И он, и оружие несли на себе клинописные шрамы и ссадины. Все они были прописаны. Пророчества и отвороты отмечали лицо Цунгали – талисманы против зверей, демонов и людей. Приклад «Энфилда» был зачарован против чужого касания и утраты, для точности и отваги; еще винтовка несла зарубки: двадцать три человека и три демона, с которыми она официально расправилась. Цунгали уже многие годы не сотрудничал с полицией или британской армией. Из-за Имущественных войн его изгнали из органов власти, и много крови тогда было пролито, чтобы убеждения сторон разделились навсегда. И потому он впал в замешательство и тревогу, услышав призыв в столь знакомое и любимое, как дом, место – тот самый лагерь, что на его глазах превратился в злой крааль врагов.
Они сами пришли к нему – не с войсками, кандалами и угрозами, как прежде, но тихо, послав вперед мягкие извилистые слова о том, что он снова нужен.

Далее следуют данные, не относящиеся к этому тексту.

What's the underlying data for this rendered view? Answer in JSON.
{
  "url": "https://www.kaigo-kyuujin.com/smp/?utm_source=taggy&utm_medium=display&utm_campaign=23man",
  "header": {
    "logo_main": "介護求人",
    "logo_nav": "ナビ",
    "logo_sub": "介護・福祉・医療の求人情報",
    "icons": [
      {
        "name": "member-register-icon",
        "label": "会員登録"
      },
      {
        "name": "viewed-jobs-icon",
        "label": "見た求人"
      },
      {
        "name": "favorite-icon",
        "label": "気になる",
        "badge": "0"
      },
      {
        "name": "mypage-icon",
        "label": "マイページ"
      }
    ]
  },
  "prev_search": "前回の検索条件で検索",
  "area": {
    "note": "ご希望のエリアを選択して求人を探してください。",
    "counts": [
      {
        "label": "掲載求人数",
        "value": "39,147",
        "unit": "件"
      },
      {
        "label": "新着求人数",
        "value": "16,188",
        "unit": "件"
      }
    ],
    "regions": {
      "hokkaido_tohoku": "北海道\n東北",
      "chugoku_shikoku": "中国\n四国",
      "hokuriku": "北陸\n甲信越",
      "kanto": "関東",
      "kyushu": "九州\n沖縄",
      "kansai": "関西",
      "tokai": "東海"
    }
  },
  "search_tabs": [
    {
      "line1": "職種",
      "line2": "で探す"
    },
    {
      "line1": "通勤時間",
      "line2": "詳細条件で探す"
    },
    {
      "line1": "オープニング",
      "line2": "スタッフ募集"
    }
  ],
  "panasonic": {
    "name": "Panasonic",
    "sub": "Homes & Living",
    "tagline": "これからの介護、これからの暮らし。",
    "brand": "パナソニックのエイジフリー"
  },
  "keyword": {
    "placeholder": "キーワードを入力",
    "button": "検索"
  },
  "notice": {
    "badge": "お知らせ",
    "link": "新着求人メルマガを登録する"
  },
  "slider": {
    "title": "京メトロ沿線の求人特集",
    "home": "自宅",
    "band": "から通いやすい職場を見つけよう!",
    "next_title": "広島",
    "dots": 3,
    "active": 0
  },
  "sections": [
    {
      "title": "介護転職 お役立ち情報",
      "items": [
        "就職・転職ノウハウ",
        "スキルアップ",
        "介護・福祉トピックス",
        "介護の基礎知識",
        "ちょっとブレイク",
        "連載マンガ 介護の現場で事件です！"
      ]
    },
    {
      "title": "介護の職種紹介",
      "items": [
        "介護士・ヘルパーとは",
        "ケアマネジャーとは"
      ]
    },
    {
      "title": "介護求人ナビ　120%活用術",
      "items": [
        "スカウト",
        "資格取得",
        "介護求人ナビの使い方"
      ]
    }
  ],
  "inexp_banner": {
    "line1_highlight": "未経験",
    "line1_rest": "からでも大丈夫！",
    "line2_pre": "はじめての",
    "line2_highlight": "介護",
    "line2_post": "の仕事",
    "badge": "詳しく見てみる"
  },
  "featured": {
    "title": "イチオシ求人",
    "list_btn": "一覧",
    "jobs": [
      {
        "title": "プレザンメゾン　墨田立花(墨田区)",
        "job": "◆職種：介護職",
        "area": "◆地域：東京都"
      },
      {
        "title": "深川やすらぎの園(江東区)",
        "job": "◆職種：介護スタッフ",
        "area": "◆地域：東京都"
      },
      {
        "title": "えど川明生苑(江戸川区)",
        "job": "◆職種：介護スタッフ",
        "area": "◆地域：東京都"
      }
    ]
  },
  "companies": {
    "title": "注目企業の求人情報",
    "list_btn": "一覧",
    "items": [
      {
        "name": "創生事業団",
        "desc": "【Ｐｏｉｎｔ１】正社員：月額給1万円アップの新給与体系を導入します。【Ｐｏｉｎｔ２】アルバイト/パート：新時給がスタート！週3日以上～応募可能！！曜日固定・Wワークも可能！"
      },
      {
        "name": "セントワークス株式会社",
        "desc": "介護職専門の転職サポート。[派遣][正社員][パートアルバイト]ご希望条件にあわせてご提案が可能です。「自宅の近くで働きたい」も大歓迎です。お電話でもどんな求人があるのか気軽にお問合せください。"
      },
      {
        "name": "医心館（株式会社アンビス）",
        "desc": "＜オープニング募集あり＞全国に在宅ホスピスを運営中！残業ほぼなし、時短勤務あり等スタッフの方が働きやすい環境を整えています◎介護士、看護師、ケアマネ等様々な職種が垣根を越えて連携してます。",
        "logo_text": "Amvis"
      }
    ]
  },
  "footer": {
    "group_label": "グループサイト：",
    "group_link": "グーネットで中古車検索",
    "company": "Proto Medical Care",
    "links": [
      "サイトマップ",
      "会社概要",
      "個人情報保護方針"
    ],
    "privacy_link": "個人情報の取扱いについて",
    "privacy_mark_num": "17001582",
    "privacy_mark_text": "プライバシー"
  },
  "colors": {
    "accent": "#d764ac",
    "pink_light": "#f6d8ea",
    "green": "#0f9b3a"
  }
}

Они хотели поговорить и забыть преступления прошлого. Он чуял западню и принялся вырезать новые защиты, строить вокруг своего дома и участка жестокие физические и психические ловушки. Он говорил с пулями и кормил их, пока они не стали упитанными, зрелыми и ретивыми. С притворной послушностью ждал прибытия – которое оказалось спокойным, благородным и почти уважительным. Теперь он сидел и ждал, когда его препроводят в штаб форта, не зная, зачем он здесь, и удивляясь собственной покорности. Его шокировал родной запах, смутивший охотничий инстинкт. Отгоняя его, он стискивал «Энфилд» и пользовался ласточками, чтобы сфокусироваться до, во время и после встречи. Вливал их скорость в свое ожидание, пока темнеющим небом овладела яркая ярость звезд.